Search code examples
pythonstringperformancepandaspython-internals

Converting a series of ints to strings - Why is apply much faster than astype?


I have a pandas.Series containing integers, but I need to convert these to strings for some downstream tools. So suppose I had a Series object:

import numpy as np
import pandas as pd

x = pd.Series(np.random.randint(0, 100, 1000000))

On StackOverflow and other websites, I've seen most people argue that the best way to do this is:

%% timeit
x = x.astype(str)

This takes about 2 seconds.

When I use x = x.apply(str), it only takes 0.2 seconds.

Why is x.astype(str) so slow? Should the recommended way be x.apply(str)?

I'm mainly interested in python 3's behavior for this.


Solution

  • Performance

    It's worth looking at actual performance before beginning any investigation since, contrary to popular opinion, list(map(str, x)) appears to be slower than x.apply(str).

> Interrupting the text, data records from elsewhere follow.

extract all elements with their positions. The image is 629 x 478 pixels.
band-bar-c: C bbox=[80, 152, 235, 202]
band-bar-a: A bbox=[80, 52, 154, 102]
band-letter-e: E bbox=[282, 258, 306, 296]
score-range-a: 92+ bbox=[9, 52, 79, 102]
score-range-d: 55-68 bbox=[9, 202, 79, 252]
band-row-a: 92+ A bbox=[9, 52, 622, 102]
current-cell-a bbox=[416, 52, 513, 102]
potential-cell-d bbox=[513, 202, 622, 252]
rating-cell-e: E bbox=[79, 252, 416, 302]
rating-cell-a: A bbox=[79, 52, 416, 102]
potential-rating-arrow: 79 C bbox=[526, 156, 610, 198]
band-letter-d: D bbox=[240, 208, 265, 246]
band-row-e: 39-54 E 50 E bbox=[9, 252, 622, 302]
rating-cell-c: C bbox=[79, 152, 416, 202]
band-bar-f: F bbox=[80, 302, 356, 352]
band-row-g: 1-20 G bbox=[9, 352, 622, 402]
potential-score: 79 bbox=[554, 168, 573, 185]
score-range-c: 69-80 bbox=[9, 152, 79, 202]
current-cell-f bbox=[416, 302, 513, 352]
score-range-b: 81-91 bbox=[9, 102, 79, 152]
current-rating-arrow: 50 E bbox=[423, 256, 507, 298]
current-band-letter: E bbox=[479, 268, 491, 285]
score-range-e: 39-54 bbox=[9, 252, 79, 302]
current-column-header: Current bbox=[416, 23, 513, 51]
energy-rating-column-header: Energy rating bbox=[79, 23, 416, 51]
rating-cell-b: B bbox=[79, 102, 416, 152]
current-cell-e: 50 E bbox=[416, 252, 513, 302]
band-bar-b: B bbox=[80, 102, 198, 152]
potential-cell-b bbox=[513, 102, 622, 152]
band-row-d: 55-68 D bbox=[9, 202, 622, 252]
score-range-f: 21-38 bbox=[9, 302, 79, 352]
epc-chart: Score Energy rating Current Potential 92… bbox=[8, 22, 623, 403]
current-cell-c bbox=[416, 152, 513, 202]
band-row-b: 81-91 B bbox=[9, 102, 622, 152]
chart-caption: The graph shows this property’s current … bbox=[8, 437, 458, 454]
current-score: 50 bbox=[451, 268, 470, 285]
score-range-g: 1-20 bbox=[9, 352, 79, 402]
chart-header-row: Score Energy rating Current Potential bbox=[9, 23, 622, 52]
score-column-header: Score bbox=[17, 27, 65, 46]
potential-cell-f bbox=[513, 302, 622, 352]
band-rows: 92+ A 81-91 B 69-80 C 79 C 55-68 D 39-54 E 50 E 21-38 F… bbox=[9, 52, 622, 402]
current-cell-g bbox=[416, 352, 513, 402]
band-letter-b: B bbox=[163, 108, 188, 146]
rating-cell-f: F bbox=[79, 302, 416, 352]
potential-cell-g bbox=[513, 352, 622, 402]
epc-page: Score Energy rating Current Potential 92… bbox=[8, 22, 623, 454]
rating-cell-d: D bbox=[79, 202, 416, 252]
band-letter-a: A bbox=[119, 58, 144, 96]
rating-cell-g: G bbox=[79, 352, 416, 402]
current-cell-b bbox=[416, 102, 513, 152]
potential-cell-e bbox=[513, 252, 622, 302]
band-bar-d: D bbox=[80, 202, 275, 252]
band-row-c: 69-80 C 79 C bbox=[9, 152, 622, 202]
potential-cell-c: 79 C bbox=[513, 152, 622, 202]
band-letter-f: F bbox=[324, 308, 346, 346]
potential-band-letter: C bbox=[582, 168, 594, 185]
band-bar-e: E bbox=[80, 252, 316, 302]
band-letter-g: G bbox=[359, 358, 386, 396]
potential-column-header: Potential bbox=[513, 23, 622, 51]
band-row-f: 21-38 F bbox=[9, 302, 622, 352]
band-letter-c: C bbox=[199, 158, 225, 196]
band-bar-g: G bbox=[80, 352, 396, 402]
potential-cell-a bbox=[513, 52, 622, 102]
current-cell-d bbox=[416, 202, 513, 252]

    import pandas as pd, numpy as np
    
    ### Versions: Pandas 0.20.3, Numpy 1.13.1, Python 3.6.2 ###
    
    x = pd.Series(np.random.randint(0, 100, 100000))
    
    %timeit x.apply(str)          # 42ms   (1)
    %timeit x.map(str)            # 42ms   (2)
    %timeit x.astype(str)         # 559ms  (3)
    %timeit [str(i) for i in x]   # 566ms  (4)
    %timeit list(map(str, x))     # 536ms  (5)
    %timeit x.values.astype(str)  # 25ms   (6)
    

    Points worth noting:

    1. (5) is marginally quicker than (3) / (4), which we expect as more work is moved into C [assuming no lambda function is used].
    2. (6) is by far the fastest.
    3. (1) / (2) are similar.
    4. (3) / (4) are similar.

    Why is x.map / x.apply fast?

    This appears to be because it uses fast compiled Cython code:

    cpdef ndarray[object] astype_str(ndarray arr):
        cdef:
            Py_ssize_t i, n = arr.size
            ndarray[object] result = np.empty(n, dtype=object)
    
        for i in range(n):
            # we can use the unsafe version because we know `result` is mutable
            # since it was created from `np.empty`
            util.set_value_at_unsafe(result, i, str(arr[i]))
    
        return result
    

    Why is x.astype(str) slow?

    Pandas applies str to each item in the series, not using the above Cython.

    Hence performance is comparable to [str(i) for i in x] / list(map(str, x)).

    Why is x.values.astype(str) so fast?

    Numpy does not apply a function on each element of the array. One description of this I found:

    If you did s.values.astype(str) what you get back is an object holding int. This is numpy doing the conversion, whereas pandas iterates over each item and calls str(item) on it. So if you do s.astype(str) you have an object holding str.

    There is a technical reason why the numpy version hasn't been implemented in the case of no-nulls.